ICAC was disappointed and concerned when the High Court ruled that it did not have the power to investigate lawyer Margaret Cunneen.
Ms Cunneen had been accused of perverting the course of justice for allegedly telling her son’s girlfriend to fake chest pains after a car accident to avoid a breath test.
Yet, even after the High Court rendered ICAC impotent to act against her, Cunneen still faced a potential prosecution in the criminal courts, despite the apparent lack of evidence against her.
Now, after seeking advice from the top prosecutor in Victoria, NSW authorities have decided that Cunneen will not face prosecution.
But for ICAC, the significance of the Cunneen loss went far beyond their investigation of the highly-respected Crown Prosecutor.
Many who have been the subject of adverse rulings by ICAC were eager to find out if they could use the decision to their own advantage.
It is believed that the Cunneen case cast doubt upon at least 50 findings by ICAC – and the Commission wanted to prevent those rulings from being overturned.
ICAC, eager to get its perceived power back, quickly asked the NSW parliament to enact legislation giving it broad power to prosecute for corruption, not just where a public official is acting in their official function.
The Government’s Response
Responding to that request, the NSW parliament introduced retrospective legislation in the Independent Commission Against Corruption Amendment (Validation) Bill 2015.
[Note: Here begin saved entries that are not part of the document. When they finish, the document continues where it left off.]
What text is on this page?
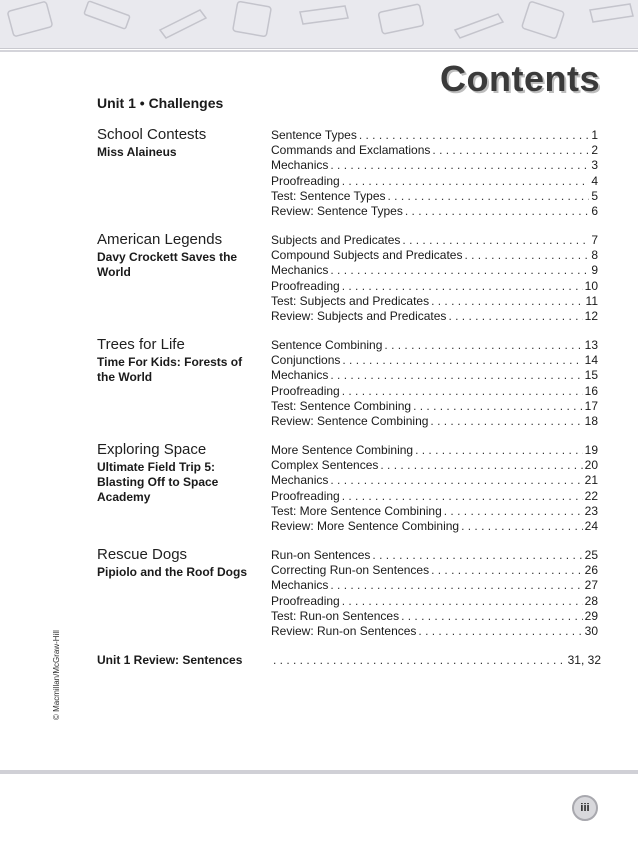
Contents
Unit 1 • Challenges
School Contests
Miss Alaineus
Sentence Types . . .	1
Commands and Exclamations . . .	2
Mechanics . . .	3
Proofreading . . .	4
Test: Sentence Types . . .	5
Review: Sentence Types . . .	6
American Legends
Davy Crockett Saves the World
Subjects and Predicates . . .	7
Compound Subjects and Predicates . . .	8
Mechanics . . .	9
Proofreading . . .	10
Test: Subjects and Predicates . . .	11
Review: Subjects and Predicates . . .	12
Trees for Life
Time For Kids: Forests of the World
Sentence Combining . . .	13
Conjunctions . . .	14
Mechanics . . .	15
Proofreading . . .	16
Test: Sentence Combining . . .	17
Review: Sentence Combining . . .	18
Exploring Space
Ultimate Field Trip 5: Blasting Off to Space Academy
More Sentence Combining . . .	19
Complex Sentences . . .	20
Mechanics . . .	21
Proofreading . . .	22
Test: More Sentence Combining . . .	23
Review: More Sentence Combining . . .	24
Rescue Dogs
Pipiolo and the Roof Dogs
Run-on Sentences . . .	25
Correcting Run-on Sentences . . .	26
Mechanics . . .	27
Proofreading . . .	28
Test: Run-on Sentences . . .	29
Review: Run-on Sentences . . .	30
Unit 1 Review: Sentences . . .	31, 32
© Macmillan/McGraw-Hill
iii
The Bill was assented to by both houses on May 6 this year. It didn’t reverse the decision of the High Court – but did validate actions taken by ICAC before the High Court made its ruling.
Section 35 of Schedule 4 of the Act states that:
“Anything done or purporting to have been done by the Commission before 15 April 2015 that would have been validly done if corrupt conduct for the purposes of this Act included relevant conduct is taken to have been, and always to have been, validly done.”
However, the legislation does not go as far as ICAC would have liked, because it does not give ICAC the power it presumed to have.
Even so, the legislation has sparked a second lot of High Court proceedings which are likely to further clarify the scope of ICAC’s powers.
Retrospective legislation is that which dates from before it is enacted. For example, a piece of law passed today which says that it is applicable from 1st January 2000 is considered to be retrospective.
Such laws are rarely enacted, and rightly so. People should not be prosecuted for actions that were perfectly legal when they were committed.
This would clearly be unfair and unjust– and the same can be said where governments legitimise their own illegal actions retrospectively.
The principle against retrospective laws goes back to Roman times, and is even contained in the Magna Carta – an 800 year old English document which purports to guarantee basic human rights.
Despite this, the Australian Constitution does not prohibit governments from enacting retrospective laws – and similarly, there is no prohibition against states and territories passing such laws.
Indeed, a 1915 High Court case, R v Kidman, found that the Commonwealth Parliament has the power to enact retrospective laws, and several cases have confirmed that finding.
Now, 100 years after R v Kidman, the High Court is being called-upon to consider the validity of the ICAC Amendment (Validation) Bill.
In May 2015, the High Court began hearing the case. The applicants bringing are Travers Duncan, a mining magnate who fell foul of ICAC, and three of his business associates.
Duncan’s legal team is arguing that the law is unconstitutional because it attempts to usurp judicial power and interfere with judicial process.
ICAC will certainly be fighting tooth-and-nail to keep its past findings valid, and we will have to wait and see what the High Court decides this time.